Similarly, favourable cholesterol levels are reported by Udvardi [10] and his colleagues when feeding hens with sour cherry. Since Flaviva Vasgyúró, used as a supplementation in our study, also contains sour cherry and other highly polyphenol-containing ingredients, therefore, through its supplement, the significantly increased polyphenol content in hens’ eggs may have had a positive impact on the antioxidant capacity and redox homeostasis balance of the hepatic-biliar organ system in hens, as well as the excretion of bile and cholesterol through the liver, as a result of which a significant decrease in the cholesterol content of eggs may be affected.

Figure 3. Changes in the cholesterol content of eggs during the feeding test

 control                       200 mg                        400 mg

 

Conclusion

Flaviva FlavoFERR instant beverage powder, rich in flavonoids, polyphenols and minerals, has a positive effect on egg colour and increased physical parameters when mixed into hybrid hens’ feeds, which can have many market sales significance. The significantly higher polyphenol content in eggs compared to the control group significantly increased the antioxidant capacity of the eggs and thus correlated with a significant reduction in the cholesterol content of the eggs, especially in the last week of the study.
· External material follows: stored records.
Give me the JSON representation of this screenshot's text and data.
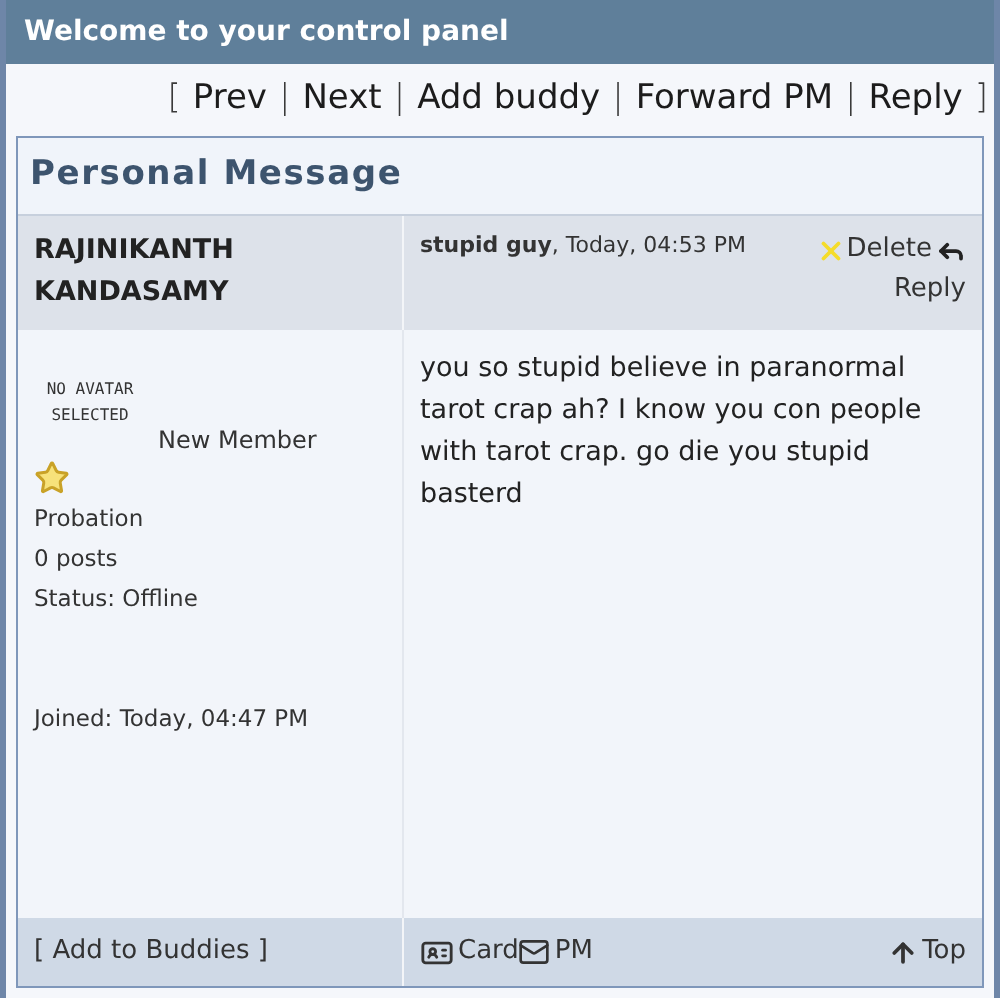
{
  "header": {
    "title": "Welcome to your control panel"
  },
  "nav": [
    {
      "kind": "punct",
      "text": "["
    },
    {
      "kind": "link",
      "text": "Prev"
    },
    {
      "kind": "punct",
      "text": "|"
    },
    {
      "kind": "link",
      "text": "Next"
    },
    {
      "kind": "punct",
      "text": "|"
    },
    {
      "kind": "link",
      "text": "Add buddy"
    },
    {
      "kind": "punct",
      "text": "|"
    },
    {
      "kind": "link",
      "text": "Forward PM"
    },
    {
      "kind": "punct",
      "text": "|"
    },
    {
      "kind": "link",
      "text": "Reply"
    },
    {
      "kind": "punct",
      "text": "]"
    }
  ],
  "panel": {
    "title": "Personal Message"
  },
  "author": {
    "name": "RAJINIKANTH KANDASAMY",
    "avatar_text": "NO AVATAR SELECTED",
    "rank": "New Member",
    "group": "Probation",
    "posts": "0 posts",
    "status": "Status: Offline",
    "joined": "Joined: Today, 04:47 PM"
  },
  "message": {
    "sender": "stupid guy",
    "date": ", Today, 04:53 PM",
    "actions": [
      {
        "kind": "delete",
        "label": "Delete"
      },
      {
        "kind": "reply",
        "label": "Reply"
      }
    ],
    "body": "you so stupid believe in paranormal tarot crap ah? I know you con people with tarot crap. go die you stupid basterd"
  },
  "footer": {
    "add_buddy": "[ Add to Buddies ]",
    "links": [
      {
        "kind": "card",
        "label": "Card"
      },
      {
        "kind": "pm",
        "label": "PM"
      }
    ],
    "top": "Top"
  }
}
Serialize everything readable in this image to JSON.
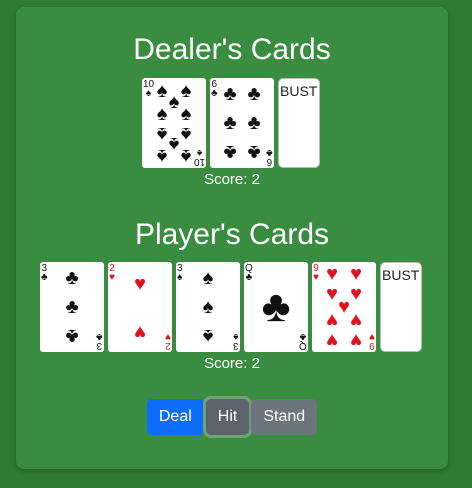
{
  "dealer": {
    "title": "Dealer's Cards",
    "score_text": "Score: 2",
    "bust_label": "BUST",
    "cards": [
      {
        "rank": "10",
        "suit": "♠",
        "color": "#111111"
      },
      {
        "rank": "6",
        "suit": "♣",
        "color": "#111111"
      }
    ]
  },
  "player": {
    "title": "Player's Cards",
    "score_text": "Score: 2",
    "bust_label": "BUST",
    "cards": [
      {
        "rank": "3",
        "suit": "♣",
        "color": "#111111"
      },
      {
        "rank": "2",
        "suit": "♥",
        "color": "#e0141e"
      },
      {
        "rank": "3",
        "suit": "♠",
        "color": "#111111"
      },
      {
        "rank": "Q",
        "suit": "♣",
        "color": "#111111"
      },
      {
        "rank": "9",
        "suit": "♥",
        "color": "#e0141e"
      }
    ]
  },
  "controls": {
    "deal_label": "Deal",
    "hit_label": "Hit",
    "stand_label": "Stand"
  },
  "colors": {
    "table": "#3a8d40",
    "background": "#2f7d32",
    "deal_button": "#0d6efd",
    "hit_button": "#5c636a",
    "stand_button": "#6c757d"
  }
}
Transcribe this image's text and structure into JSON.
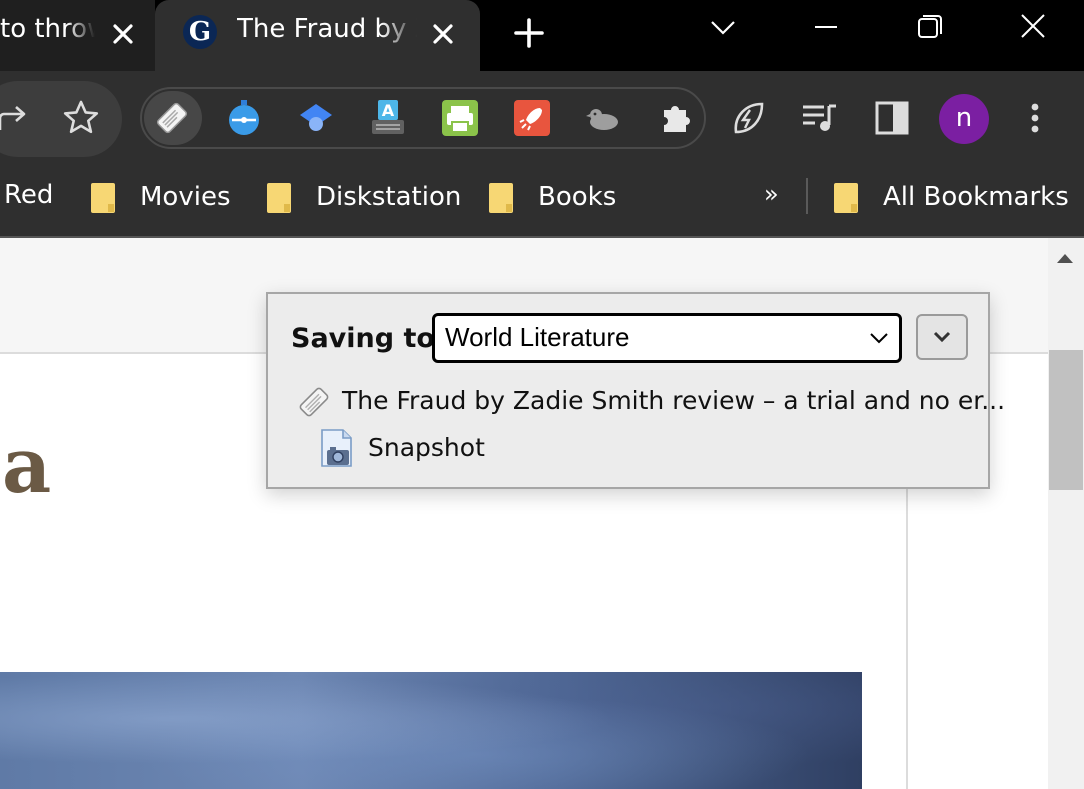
{
  "tabs": [
    {
      "title": "to throw",
      "active": false
    },
    {
      "title": "The Fraud by Z",
      "active": true,
      "favicon": "guardian-g-icon",
      "favicon_letter": "G"
    }
  ],
  "window_controls": [
    "tab-search-chevron-icon",
    "minimize-icon",
    "restore-icon",
    "close-icon"
  ],
  "toolbar": {
    "left_icons": [
      "share-icon",
      "bookmark-star-icon"
    ],
    "extensions": [
      "zotero-connector-icon",
      "timer-extension-icon",
      "scholar-extension-icon",
      "translate-extension-icon",
      "print-friendly-icon",
      "rocket-extension-icon",
      "bird-extension-icon",
      "extensions-puzzle-icon"
    ],
    "right_icons": [
      "leaf-performance-icon",
      "media-playlist-icon",
      "side-panel-icon"
    ],
    "profile_initial": "n",
    "profile_color": "#7b1fa2",
    "menu_icon": "kebab-menu-icon"
  },
  "bookmarks": {
    "items": [
      "Red",
      "Movies",
      "Diskstation",
      "Books"
    ],
    "overflow_label": "»",
    "all_bookmarks_label": "All Bookmarks",
    "folder_color": "#f7d774"
  },
  "page": {
    "headline_fragment": "a",
    "headline_color": "#6b5a45"
  },
  "zotero_popup": {
    "saving_to_label": "Saving to",
    "target_collection": "World Literature",
    "item_title": "The Fraud by Zadie Smith review – a trial and no er...",
    "attachment_label": "Snapshot"
  }
}
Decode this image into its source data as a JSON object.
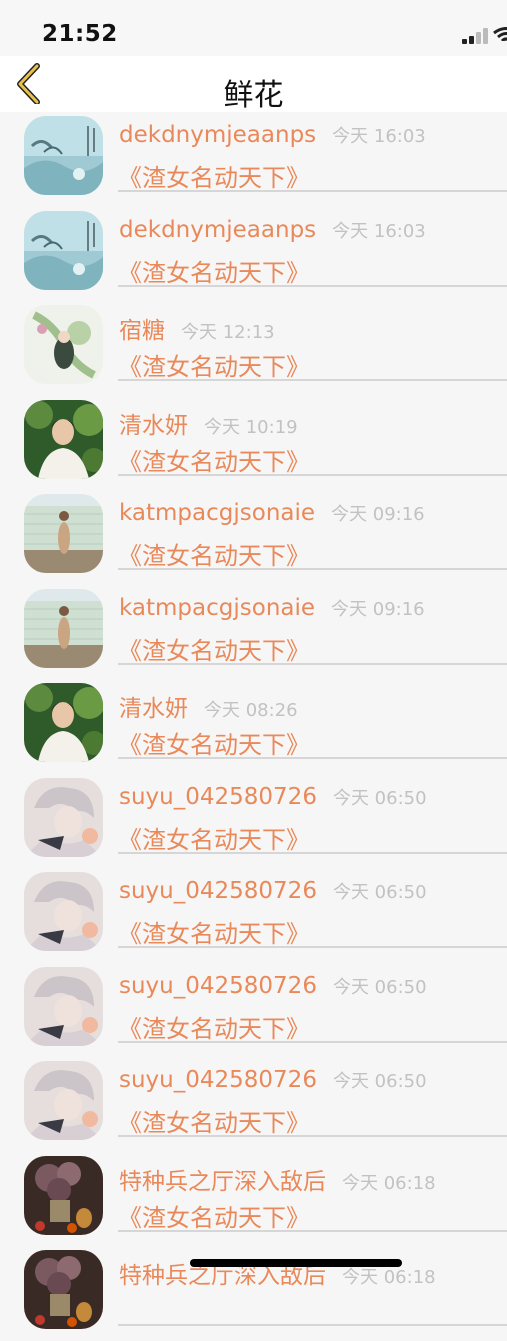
{
  "status_bar": {
    "time": "21:52"
  },
  "nav": {
    "title": "鲜花",
    "back_icon": "chevron-left-icon"
  },
  "colors": {
    "accent": "#e9895a",
    "timestamp": "#c2c2c2",
    "divider": "#d6d6d6",
    "back": "#e8c24a"
  },
  "items": [
    {
      "username": "dekdnymjeaanps",
      "time": "今天 16:03",
      "book": "《渣女名动天下》",
      "avatar": "landscape"
    },
    {
      "username": "dekdnymjeaanps",
      "time": "今天 16:03",
      "book": "《渣女名动天下》",
      "avatar": "landscape"
    },
    {
      "username": "宿糖",
      "time": "今天 12:13",
      "book": "《渣女名动天下》",
      "avatar": "painting"
    },
    {
      "username": "清水妍",
      "time": "今天 10:19",
      "book": "《渣女名动天下》",
      "avatar": "boy-white"
    },
    {
      "username": "katmpacgjsonaie",
      "time": "今天 09:16",
      "book": "《渣女名动天下》",
      "avatar": "person-wall"
    },
    {
      "username": "katmpacgjsonaie",
      "time": "今天 09:16",
      "book": "《渣女名动天下》",
      "avatar": "person-wall"
    },
    {
      "username": "清水妍",
      "time": "今天 08:26",
      "book": "《渣女名动天下》",
      "avatar": "boy-white"
    },
    {
      "username": "suyu_042580726",
      "time": "今天 06:50",
      "book": "《渣女名动天下》",
      "avatar": "sketch"
    },
    {
      "username": "suyu_042580726",
      "time": "今天 06:50",
      "book": "《渣女名动天下》",
      "avatar": "sketch"
    },
    {
      "username": "suyu_042580726",
      "time": "今天 06:50",
      "book": "《渣女名动天下》",
      "avatar": "sketch"
    },
    {
      "username": "suyu_042580726",
      "time": "今天 06:50",
      "book": "《渣女名动天下》",
      "avatar": "sketch"
    },
    {
      "username": "特种兵之厅深入敌后",
      "time": "今天 06:18",
      "book": "《渣女名动天下》",
      "avatar": "flowers"
    },
    {
      "username": "特种兵之厅深入敌后",
      "time": "今天 06:18",
      "book": "",
      "avatar": "flowers"
    }
  ]
}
Our study may also highlight the role that feeding hens with polyphenol-rich feed may play a role in their breeding, not only for healthier meat products but also that the wider production and consumption of “smart-eggs” with reduced cholesterol content can contribute to the complementary feeding of cardiovascular patients for medicinal purposes.

 

Acknowledgements

The Project is supported by the European Union and co-financed by the European Social Fund (grant agreement no. EFOP-3.6.3-VEKOP-16-2017-00005).

 

References

[1] M. Kratz, Azheroclerosis: Diet and Drog (2005) 195-213.

[2] A.von Eckardstein, J.R. Nofer, G. Assmann, Arterioscler Thromb Vasc Biol. (2001).

[3] T.F. Daniels, K.M. Killinger, J.J. Michal, R.W. Wright, Z. Jiang, Int. J Biol Sci. 5(5) (2009) 474-488.

[4] I.Tabas, Clin Invest. 110(5) (2002) 583-590.

[5] C. Garcia-Ruiz, M. Mari, A. Colell, A. Morales, F. Caballero, J. Montero, O. Terrones, G. Basañez, J.C. Fernández-Checa, Histol Histopathol 24 (2009) 117-132.

[6] H. Ma, Nature and Science, 2(4) (2004) 17-21.

[7] Gy. Judge, K.Lindner, nutrient chart. Medicina Publishing House (1998), Budapest

[8] P. Horn P. (Eds.) Poultry, farm pigeon, (2000) Field-host Publisher, Budapest

[9] V.L. Singleton, J.A. Rossi, Am. J. Enol Vitic (1965) 16. 144-158.

[10] E. Udvardi, M. Fodor, N. Papp, É. Stefanovitsné, Bányai, Z.B. Nagy (Eds.), Warming, Ecofootprint, Food Safety, Keszthely, Hungary, (2016) 414-421.